I suspect, however, that then we would have discussions here because pilots who get busted for loss of separation will complain here that this is unfair as they only followed their clearance (as they have to do in CAS) and did not see the traffic below…

Germany

Sorry, but it would be EXTREMELY easy to provide IFR-IFR separation procedurally, for example by only clearing one aircraft at the time in a given ATC sector. Which is , BTW, what the US does.

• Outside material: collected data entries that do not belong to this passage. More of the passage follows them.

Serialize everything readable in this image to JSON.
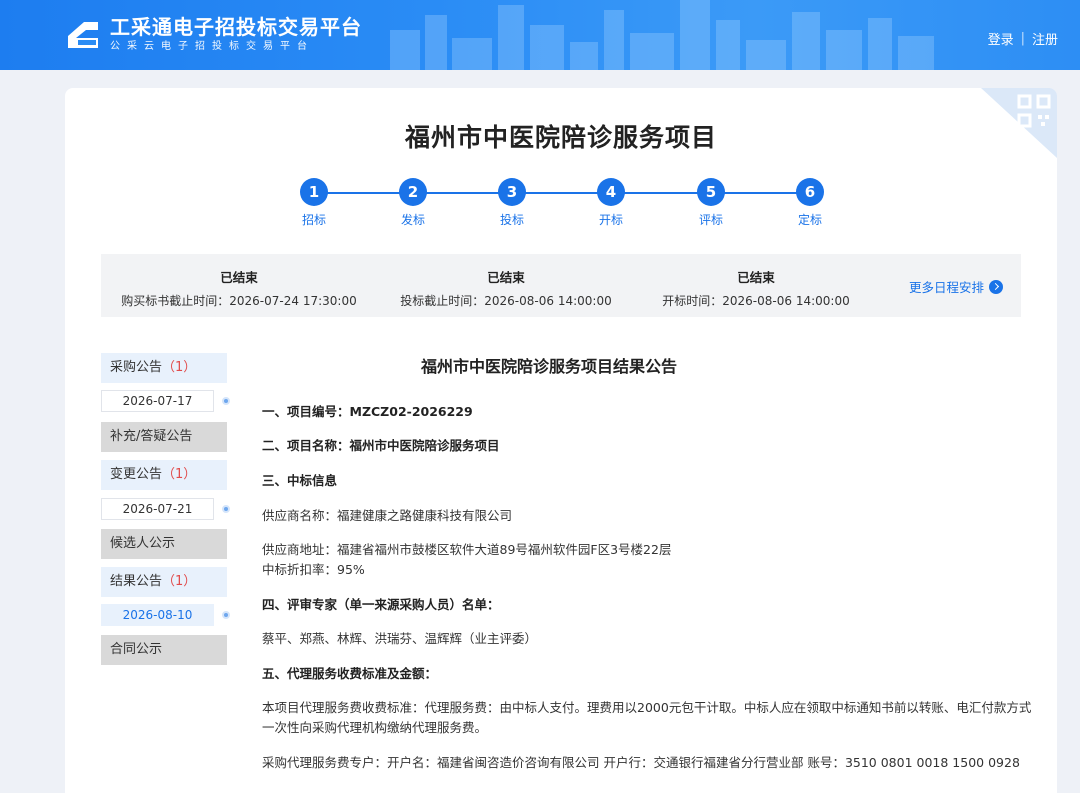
{
  "header": {
    "logo_title": "工采通电子招投标交易平台",
    "logo_subtitle": "公采云电子招投标交易平台",
    "login_label": "登录",
    "separator": "|",
    "register_label": "注册"
  },
  "project_title": "福州市中医院陪诊服务项目",
  "steps": [
    {
      "num": "1",
      "label": "招标"
    },
    {
      "num": "2",
      "label": "发标"
    },
    {
      "num": "3",
      "label": "投标"
    },
    {
      "num": "4",
      "label": "开标"
    },
    {
      "num": "5",
      "label": "评标"
    },
    {
      "num": "6",
      "label": "定标"
    }
  ],
  "schedule": [
    {
      "status": "已结束",
      "detail": "购买标书截止时间：2026-07-24 17:30:00"
    },
    {
      "status": "已结束",
      "detail": "投标截止时间：2026-08-06 14:00:00"
    },
    {
      "status": "已结束",
      "detail": "开标时间：2026-08-06 14:00:00"
    }
  ],
  "more_schedule_label": "更多日程安排",
  "sidebar": {
    "procurement_notice": "采购公告",
    "procurement_count": "（1）",
    "procurement_date": "2026-07-17",
    "supplement_notice": "补充/答疑公告",
    "change_notice": "变更公告",
    "change_count": "（1）",
    "change_date": "2026-07-21",
    "candidate_notice": "候选人公示",
    "result_notice": "结果公告",
    "result_count": "（1）",
    "result_date": "2026-08-10",
    "contract_notice": "合同公示"
  },
  "article": {
    "title": "福州市中医院陪诊服务项目结果公告",
    "l1": "一、项目编号：MZCZ02-2026229",
    "l2": "二、项目名称：福州市中医院陪诊服务项目",
    "l3": "三、中标信息",
    "l4": "供应商名称：福建健康之路健康科技有限公司",
    "l5": "供应商地址：福建省福州市鼓楼区软件大道89号福州软件园F区3号楼22层",
    "l6": "中标折扣率：95%",
    "l7": "四、评审专家（单一来源采购人员）名单：",
    "l8": "蔡平、郑燕、林辉、洪瑞芬、温辉辉（业主评委）",
    "l9": "五、代理服务收费标准及金额：",
    "l10": "本项目代理服务费收费标准：代理服务费：由中标人支付。理费用以2000元包干计取。中标人应在领取中标通知书前以转账、电汇付款方式",
    "l11": "一次性向采购代理机构缴纳代理服务费。",
    "l12": "采购代理服务费专户：开户名：福建省闽咨造价咨询有限公司 开户行：交通银行福建省分行营业部 账号：3510 0801 0018 1500 0928"
  },
  "colors": {
    "brand_blue": "#1a73e8",
    "header_blue": "#2a8cf5",
    "alert_red": "#e14b4b"
  }
}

There is no justification at all other than resistance to change.

Biggin Hill

How is it possible for a pilot to maintain separation OCAS if they don’t know the exact position and altitude of other aircraft? Are you suggesting mandatory ADSB in and out or TCAS for all aircraft?
I like the way IFR is handled here. File FPL (although can be done in the air) take off from an uncontrolled, unmanned aerodrome, OCAS. Make contact as soon as possible (radio range) with an ATS service whilst climbing to 3000’. Ask for clearance. Clearance will usually be given quickly to some point in the direction I am going and then I go in and out of CAS just being told you are leaving CAS and rejoining CAS as needed with onward clearances as I go. All very easy and relaxed. The thought that on an IFR fpl in IMC being dropped out of ATS services and having to decide who you call next and whether or not you are likely to infringe either airspace or separation is a nightmare.